The identification of Mas20p as a
``presequence receptor'' does not imply a hierarchy of
receptor function nor does it suggest that Mas20p is a ``master
receptor''. On the contrary, our present data strengthen the view
that the mitochondrial receptor subunits cooperate with one other as a
functional unit in which the different subunits recognize different
parts of a precursor protein (Fig. 8). For example, the
precursors of ADHIII, the F-ATPase
-subunit, or the
Rieske Fe/S protein probably bind simultaneously to several receptors:
to Mas20p/Mas22p mainly via the presequence and to Mas37p/Mas70p mainly
via the mature part. As a result, productive binding of these
precursors is less sensitive to salt or presequence peptide.
Figure 8:
Cooperation of receptor subunits in
binding precursors to the yeast mitochondrial surface. Precursor
binding is mediated by at least four distinct receptor subunits. These
subunits exist as two hetero-oligomeric complexes that loosely interact
with one another. Mas20p (possibly in association with Mas22p) binds
mitochondrial precursor proteins through electrostatic interactions
with the positively charged presequence, whereas the Mas70p/Mas37p
receptor subcomplex interacts with the mature domain of the precursor
molecule. OM, mitochondrial outer membrane; + and
-, positively and negatively charged amino acids; dots between the soluble domains of Mas20p and Mas70p indicate a weak
interaction between these receptor domains as suggested by studies
using the two hybrid system.
Although Mas20p is a presequence receptor, several presequence-containing precursors are efficiently recognized by Mas37p/Mas70p. However, Mas37p/Mas70p differs from Mas20p in that it can only recognize precursors efficiently if it interacts with the mature part of the precursor. As Mas37p/Mas70p preferentially recognizes precursors that are bound to ATP-requiring cytosolic chaperones, it may also interact with these chaperones. A promising partner for such an interaction is the mitochondrial import stimulating factor MSF; MSF is an ATPase which prevents aggregation of mitochondrial precursors by binding them in an incompletely folded conformation(28) .

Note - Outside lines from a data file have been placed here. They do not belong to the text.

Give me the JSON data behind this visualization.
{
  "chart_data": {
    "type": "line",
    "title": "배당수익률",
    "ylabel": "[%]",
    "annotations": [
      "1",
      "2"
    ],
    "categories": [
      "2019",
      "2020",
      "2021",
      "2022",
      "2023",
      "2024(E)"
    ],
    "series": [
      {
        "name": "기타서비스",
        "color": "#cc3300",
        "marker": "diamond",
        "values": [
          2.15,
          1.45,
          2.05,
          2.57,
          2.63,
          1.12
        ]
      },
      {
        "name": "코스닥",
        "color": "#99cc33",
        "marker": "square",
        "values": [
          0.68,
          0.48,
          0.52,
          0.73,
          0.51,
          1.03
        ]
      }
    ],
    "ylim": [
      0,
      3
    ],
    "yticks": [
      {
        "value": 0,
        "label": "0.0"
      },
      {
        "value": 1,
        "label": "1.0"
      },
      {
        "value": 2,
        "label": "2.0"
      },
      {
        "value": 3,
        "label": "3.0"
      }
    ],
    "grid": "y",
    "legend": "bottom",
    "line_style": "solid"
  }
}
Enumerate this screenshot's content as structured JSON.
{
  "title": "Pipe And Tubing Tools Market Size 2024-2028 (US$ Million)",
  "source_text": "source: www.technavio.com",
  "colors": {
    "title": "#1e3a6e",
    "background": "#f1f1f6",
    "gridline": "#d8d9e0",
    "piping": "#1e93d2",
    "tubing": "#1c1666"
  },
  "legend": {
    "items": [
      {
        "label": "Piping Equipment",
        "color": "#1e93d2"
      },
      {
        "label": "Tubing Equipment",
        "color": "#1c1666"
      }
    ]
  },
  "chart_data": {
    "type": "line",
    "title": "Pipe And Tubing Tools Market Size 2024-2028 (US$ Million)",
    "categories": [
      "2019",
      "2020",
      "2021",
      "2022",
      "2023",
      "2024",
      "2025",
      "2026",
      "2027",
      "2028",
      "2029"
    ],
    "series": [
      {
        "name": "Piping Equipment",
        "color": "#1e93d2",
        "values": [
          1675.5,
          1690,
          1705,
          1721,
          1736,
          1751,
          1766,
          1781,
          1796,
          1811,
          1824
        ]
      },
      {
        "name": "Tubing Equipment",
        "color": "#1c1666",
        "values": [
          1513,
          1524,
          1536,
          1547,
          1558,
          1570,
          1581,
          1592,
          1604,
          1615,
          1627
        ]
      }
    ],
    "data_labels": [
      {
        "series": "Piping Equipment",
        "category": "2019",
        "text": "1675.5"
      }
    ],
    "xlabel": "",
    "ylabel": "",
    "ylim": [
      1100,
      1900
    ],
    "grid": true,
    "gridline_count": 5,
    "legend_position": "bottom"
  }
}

A complex containing at least three of
the four known receptor subunits shown in Fig. 8can be isolated
from digitonin-solubilized mitochondria (29) ; its existence in vivo is also suggested by the observation that the
cytosolic domains of Mas20p and Mas70p interact with each other in the
two hybrid system. This complex may ensure efficient and
specific binding of mitochondrial precursor proteins by simultaneously
recognizing different portions of a precursor molecule.